W tym momencie usłyszałeś parsknięcie koni i szarpnięcie całej dorożki. Ruszyła w górę po wyboistej i krętej drodze. Wychyliłeś głowę za okno i poprzez rozrzedzoną mgłę dostrzegłeś kontur wielkiego zamku, na oko bardzo starego. Teraz przypomniało Ci się, ze czytałeś o tym że zamek należał do Królowej, która hipotekę oddała jednemu z Lordów, za ‘przysługi’, a ten od razu sprzedał ziemię wraz z zadbanymi murami komuś, kto zapłacił bardzo dużo. Lecz, nie wiedziałeś że to właśnie ten zamek.
Podkowy stuknęły o drewniany mostek-bramę zwodzoną i wjechałeś na obszerny dziedziniec otoczony arkadami.
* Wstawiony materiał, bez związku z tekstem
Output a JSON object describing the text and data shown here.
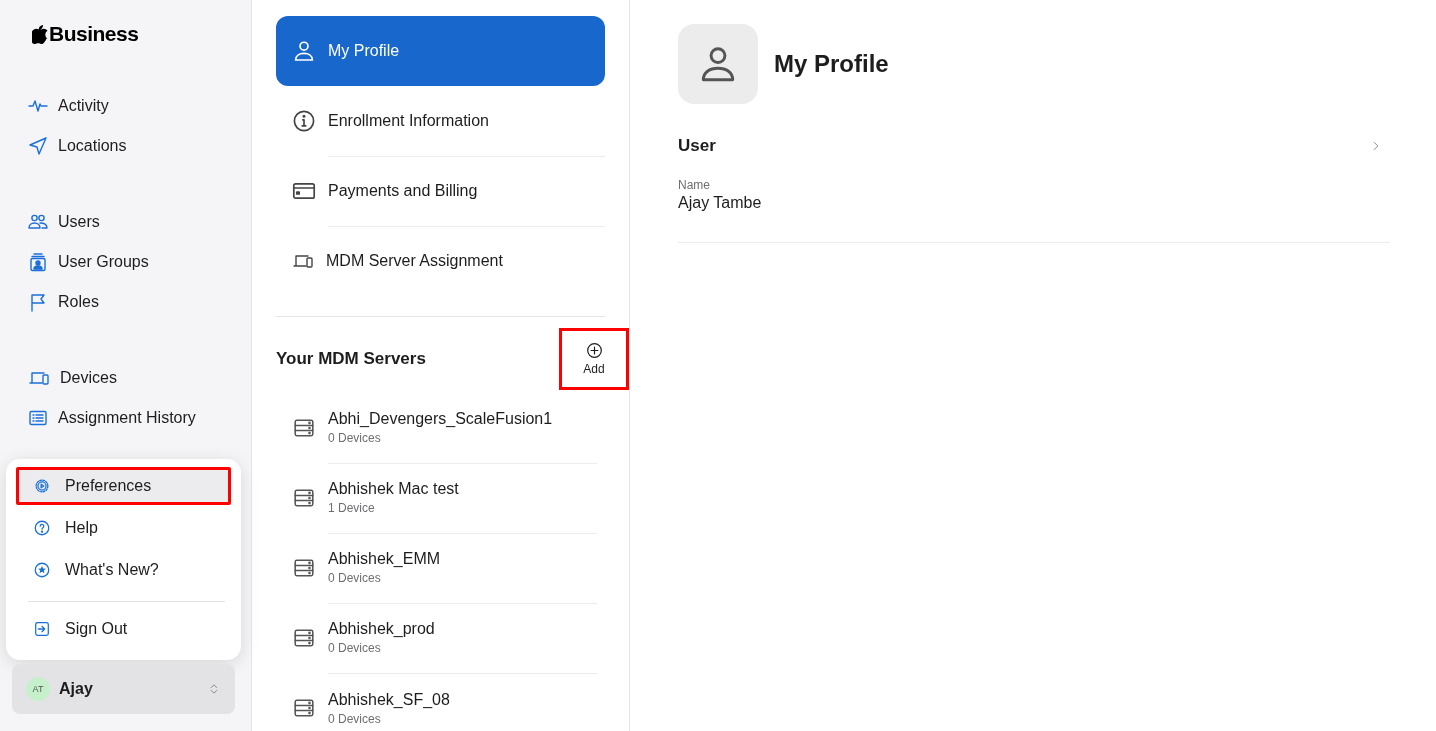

Przyznałeś sobie w duchu, że zamek prezentował się doskonale i nawet poczułeś pewną zazdrość o snobizm i prestiż Langforda, ale uświadomiłeś sobie że to Ty, a nie on ma tytuł szlachecki i poczułeś się lepiej. Dorożkarz zeskoczył i otworzył Ci drzwiczki. Rozprostowałeś kości. I spojrzałeś na niebo. Szara i bezbarwna pogoda rozmywała światło, przez co nawet nie mogłeś rozczytać która to już godzina. Ale wyglądało na to że tea-time jeszcze przed Tobą.
-nawet nie zauważyłeś kiedy po schodach prowadzących na arkady zeszli lokaje i wypakowali z dorożki bagaże i zabrali do komnat. A naprzeciwko Ciebie stanął wysublimowany kamerdyner, szpakowaty, w nieco zniszczonym fraku, ale fraku prezentującym się niezwykle elegancko.
- Witam Lordzie Wayfare, Sir Alfred Langford oczekiwał że zjawi się dzisiaj właśnie Pan, lecz niestety - kamerdyner złożył ręce - Sir Langford jest w tym momencie w Edynburgu i rozmawia ze Szkockim związkiem kopaczy. Wie Pan, Sir, Ci okropni socjaliści - robotnicy strajkują. Na włości Langfrodów przyjechał już Baron von Frohmann (z pewnością czytał Pan o nim w gazetach) oraz pewna zdolna Panna - Kerowyn Egan. W tym momencie zajmują się swoimi sprawami, ale może chce Pan obejrzeć swoją komnatę, zdrzemnąć się lub posilić się? Och, wiem. Z pewnością będzie Pan chciał zobaczyć kolekcję trofeów Sir Langforda.